Jika saja pedagang dan kendaraan ini ditertibkan niscaya kemacetan dan
kesemerawutan tidak akan kita suguhkan ke Asia Tenggara.
Kolam Dekranasda yang kotor dan penuh sampah |
Karena penuh dan bertepatan dengan jam makan
siang, kami putuskan untuk berkunjung ke Sriwijaya International Expo di
Dekranasda Jakabaring. Bus tidak dapat berhenti di haltenya karena tertutup
banyaknya mobil yang tidak mengerti aturan parkir di depan halte. “International”
ala Indonesia adalah pasar malam dan kaki lima. Sepanjang pintu masuk “International
Expo” dipenuhi dengan pedagang kaki lima yang menjajakan dagangan di sepanjang
jalan yang menambah kemacetan. Di gerbang pintu masuk, kami disambut dengan
kolam yang dipenuhi sampah. Dan di dalam tenda ber-AC kami disuguhi dengan
pengunjung pedagang yang buta huruf. Mereka tidak dapat membaca tulisan “No
Smoking”. Mungkin itu ditulis dalam bahasa Inggris, tapi jika tertulis dalam
bahasa Indonesia, saya rasa tidak ada perubahannya.
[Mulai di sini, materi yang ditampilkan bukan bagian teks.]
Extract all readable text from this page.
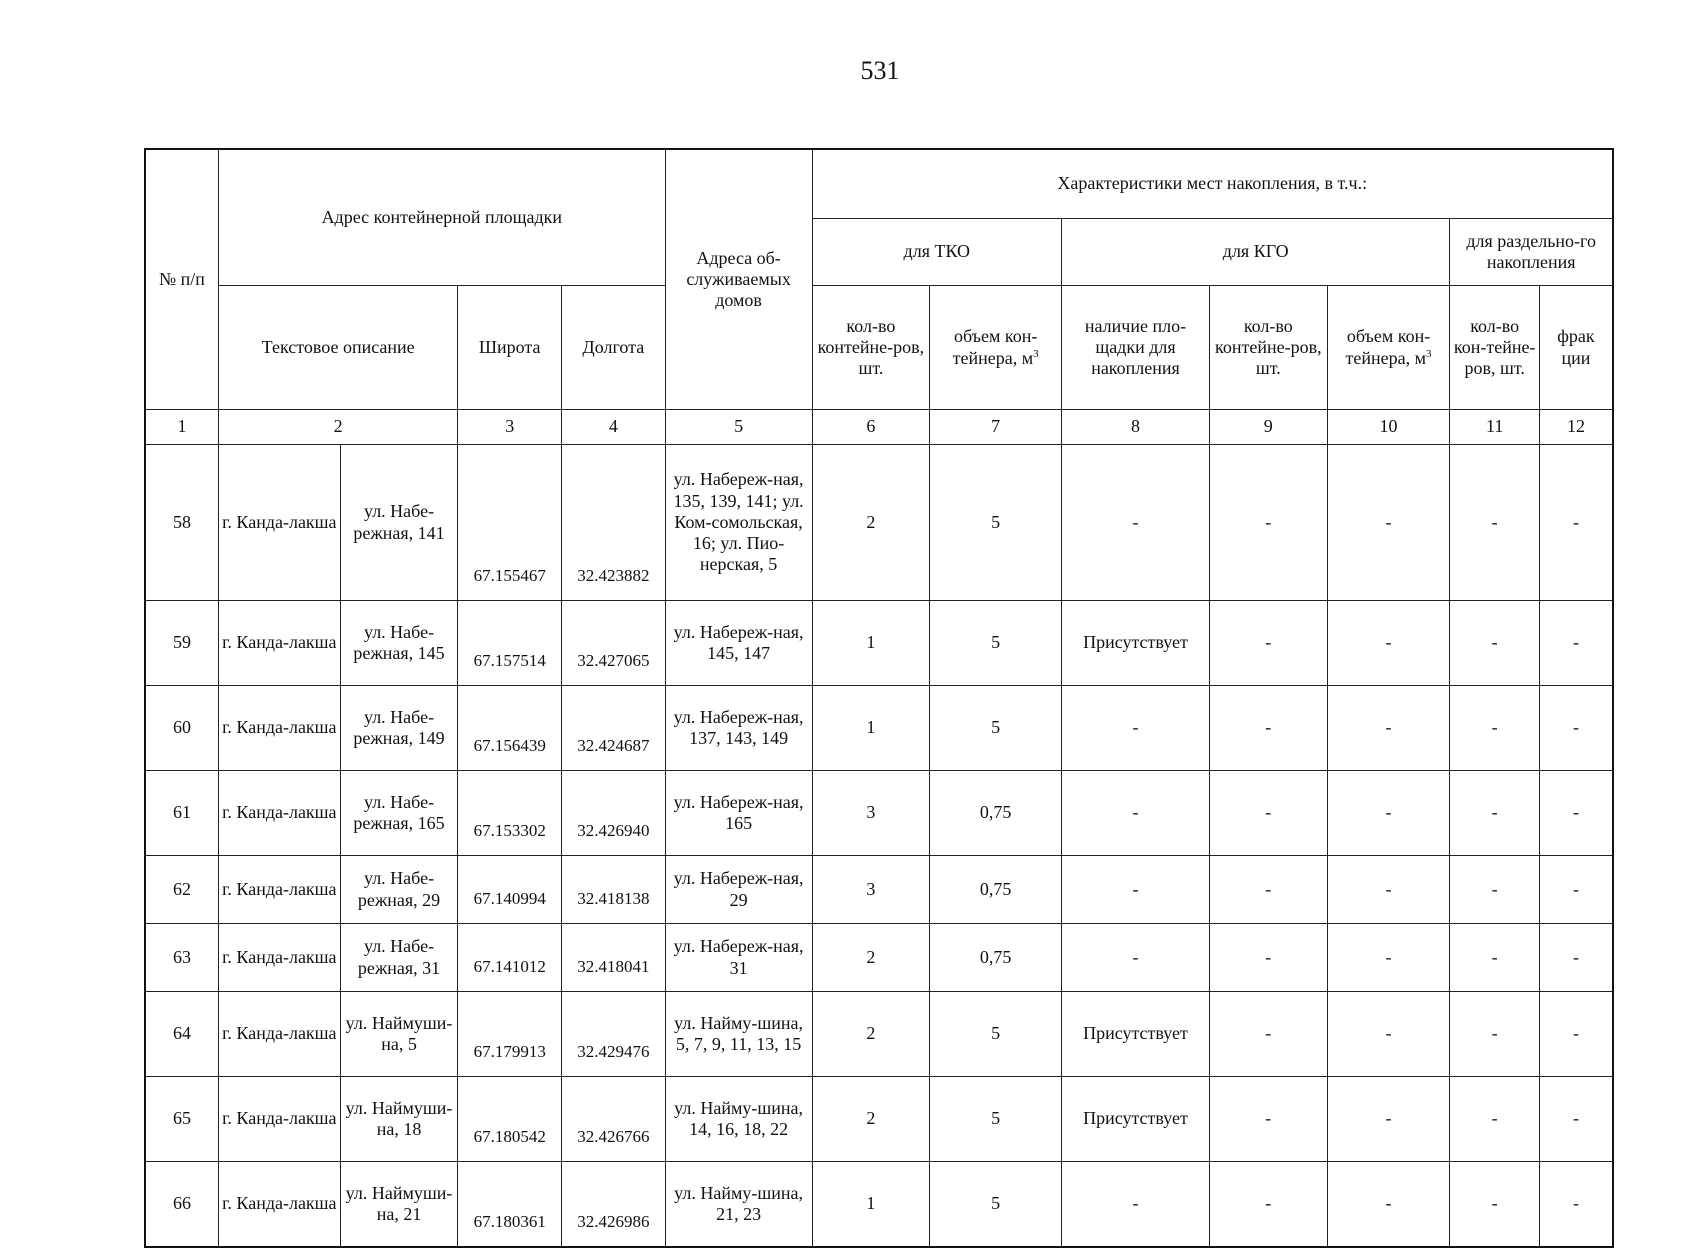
531
№ п/п	Адрес контейнерной площадки				Адреса об-служиваемых домов	Характеристики мест накопления, в т.ч.:						
						для ТКО		для КГО			для раздельно-го накопления	
						кол-во контейне-ров, шт.	объем кон-тейнера, $м^3$	наличие пло-щадки для накопления	кол-во контейне-ров, шт.	объем кон-тейнера, $м^3$	кол-во кон-тейне-ров, шт.	фрак ции
	Текстовое описание		Широта	Долгота								
1	2		3	4	5	6	7	8	9	10	11	12
58	г. Канда-лакша	ул. Набе-режная, 141	67.155467	32.423882	ул. Набереж-ная, 135, 139, 141; ул. Ком-сомольская, 16; ул. Пио-нерская, 5	2	5	-	-	-	-	-
59	г. Канда-лакша	ул. Набе-режная, 145	67.157514	32.427065	ул. Набереж-ная, 145, 147	1	5	Присутствует	-	-	-	-
60	г. Канда-лакша	ул. Набе-режная, 149	67.156439	32.424687	ул. Набереж-ная, 137, 143, 149	1	5	-	-	-	-	-
61	г. Канда-лакша	ул. Набе-режная, 165	67.153302	32.426940	ул. Набереж-ная, 165	3	0,75	-	-	-	-	-
62	г. Канда-лакша	ул. Набе-режная, 29	67.140994	32.418138	ул. Набереж-ная, 29	3	0,75	-	-	-	-	-
63	г. Канда-лакша	ул. Набе-режная, 31	67.141012	32.418041	ул. Набереж-ная, 31	2	0,75	-	-	-	-	-
64	г. Канда-лакша	ул. Наймуши-на, 5	67.179913	32.429476	ул. Найму-шина, 5, 7, 9, 11, 13, 15	2	5	Присутствует	-	-	-	-
65	г. Канда-лакша	ул. Наймуши-на, 18	67.180542	32.426766	ул. Найму-шина, 14, 16, 18, 22	2	5	Присутствует	-	-	-	-
66	г. Канда-лакша	ул. Наймуши-на, 21	67.180361	32.426986	ул. Найму-шина, 21, 23	1	5	-	-	-	-	-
Perokok di ruang Pameran Sriwijaya International Expo |
International Expo ini tidak dilengkapi dengan pusat
informasi. Kita seperti orang kehilangan arah tentang di mana kamar kecil?
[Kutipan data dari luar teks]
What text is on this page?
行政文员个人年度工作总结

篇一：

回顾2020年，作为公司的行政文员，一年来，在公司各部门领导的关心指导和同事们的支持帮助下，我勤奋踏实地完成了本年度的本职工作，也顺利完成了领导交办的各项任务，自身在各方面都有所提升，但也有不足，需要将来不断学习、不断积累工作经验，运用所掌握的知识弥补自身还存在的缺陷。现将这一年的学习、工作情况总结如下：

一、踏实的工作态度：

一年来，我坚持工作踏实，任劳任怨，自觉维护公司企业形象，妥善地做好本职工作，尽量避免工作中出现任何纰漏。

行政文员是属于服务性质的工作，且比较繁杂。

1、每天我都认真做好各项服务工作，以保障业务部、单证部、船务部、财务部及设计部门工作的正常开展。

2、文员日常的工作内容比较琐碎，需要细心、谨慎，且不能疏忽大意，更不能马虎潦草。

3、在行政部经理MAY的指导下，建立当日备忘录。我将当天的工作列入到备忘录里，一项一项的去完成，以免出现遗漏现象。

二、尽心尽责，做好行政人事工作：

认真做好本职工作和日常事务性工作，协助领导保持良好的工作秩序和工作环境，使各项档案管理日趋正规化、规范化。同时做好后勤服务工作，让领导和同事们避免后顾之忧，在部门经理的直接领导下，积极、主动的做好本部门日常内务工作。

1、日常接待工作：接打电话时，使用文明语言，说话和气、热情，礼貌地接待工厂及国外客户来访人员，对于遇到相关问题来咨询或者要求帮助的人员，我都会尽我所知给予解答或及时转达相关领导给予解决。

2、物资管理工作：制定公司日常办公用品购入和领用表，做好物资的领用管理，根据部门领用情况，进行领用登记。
Tidak ada satu pun petugas resmi yang dapat memberikan informasi ini. Bertanya
saja kepada pedagang sekitar kita membutuhkan kamar kecil. Bagaimana caranya
hendak ke Jakabaring Sport City dari Dekranasda Jakabaring? Mengenai hal ini saya
coba bertanya kepada seorang pengemudi bajaj umum di depan pintu gerbang
Dekranasda Jakabaring. Beliau menjajakan jasa tersebut dengan tarif Rp. 5.000,-
per kepala. Maksimal mereka mengangkut 4 orang.
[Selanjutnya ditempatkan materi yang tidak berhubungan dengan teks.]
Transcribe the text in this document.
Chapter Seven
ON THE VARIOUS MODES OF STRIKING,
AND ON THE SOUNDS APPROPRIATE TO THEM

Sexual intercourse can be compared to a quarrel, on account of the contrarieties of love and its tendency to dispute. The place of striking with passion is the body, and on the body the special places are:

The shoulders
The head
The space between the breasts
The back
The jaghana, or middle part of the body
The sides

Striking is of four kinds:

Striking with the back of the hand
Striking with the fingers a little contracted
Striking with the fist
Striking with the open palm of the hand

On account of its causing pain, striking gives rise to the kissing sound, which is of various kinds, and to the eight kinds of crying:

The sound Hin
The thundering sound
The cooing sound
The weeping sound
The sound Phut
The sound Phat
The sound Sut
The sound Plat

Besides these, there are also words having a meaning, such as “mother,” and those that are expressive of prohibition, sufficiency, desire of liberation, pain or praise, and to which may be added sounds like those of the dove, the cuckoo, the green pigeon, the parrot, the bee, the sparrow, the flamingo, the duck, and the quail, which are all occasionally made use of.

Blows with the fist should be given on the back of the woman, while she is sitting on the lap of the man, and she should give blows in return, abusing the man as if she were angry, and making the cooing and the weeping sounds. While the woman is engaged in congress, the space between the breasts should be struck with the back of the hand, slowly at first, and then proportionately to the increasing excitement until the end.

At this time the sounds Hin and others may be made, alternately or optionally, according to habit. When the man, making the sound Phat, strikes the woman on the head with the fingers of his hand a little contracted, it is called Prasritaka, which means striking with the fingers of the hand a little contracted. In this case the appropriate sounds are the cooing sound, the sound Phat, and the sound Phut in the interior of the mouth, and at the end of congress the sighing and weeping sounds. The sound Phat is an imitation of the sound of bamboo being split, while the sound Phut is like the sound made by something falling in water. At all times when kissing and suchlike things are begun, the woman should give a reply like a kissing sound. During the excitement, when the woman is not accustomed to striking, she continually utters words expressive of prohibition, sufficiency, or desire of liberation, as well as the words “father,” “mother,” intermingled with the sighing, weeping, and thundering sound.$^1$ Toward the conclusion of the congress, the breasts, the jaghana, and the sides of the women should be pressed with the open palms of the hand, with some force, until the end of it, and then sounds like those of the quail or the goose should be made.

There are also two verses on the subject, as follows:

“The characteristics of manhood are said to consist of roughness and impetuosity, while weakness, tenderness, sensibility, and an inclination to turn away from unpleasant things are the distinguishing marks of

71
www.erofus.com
Rebutan Mobil BBG untuk Keluar Jakabaring Sport city |
Kami akhirnya mendapatkan mobil BBG setelah
berhasil rebut-rebutan dengan pengunjung lain. Kami turun di venue Aquatic
Centre. Di venue ini tidak ada tempat perhentian resmi. Pengunjung diturunkan
seenaknya saja oleh pengemudi. Semerawut di luar semerawut di dalam. Ramai
sekali pengunjung sore itu, sehingga tidak ada lagi tempat bagi kami untuk
menyaksikan serunya pertandingan renang sore itu. Kios Information Center tidak
ada petugasnya sehingga kembali kami harus kebingungan untuk mengetahui
informasi pertandingan dan suasana Jakabaring Sport City.
Pengemudi Becak yang mengangkut orang tidak bertanda pengenal |
Kami putuskan pulang saja karena waktu sudah
mulai menunjukkan pukul 15:03 WIB. Kami berencana menggunakan jasa becak, tapi
juru mudinya mengatakan bahwa mereka hanya mengangkut orang yang menggunakan
kartu pengenal (panitia atau atlet) atau dengan kata lain becak ini bukan untuk
pengunjung.
Shuttle bus dan mobil BBG yang kami hendak
naiki selalu mengatakan bahwa mereka hendak mengantar atlet dan panitia.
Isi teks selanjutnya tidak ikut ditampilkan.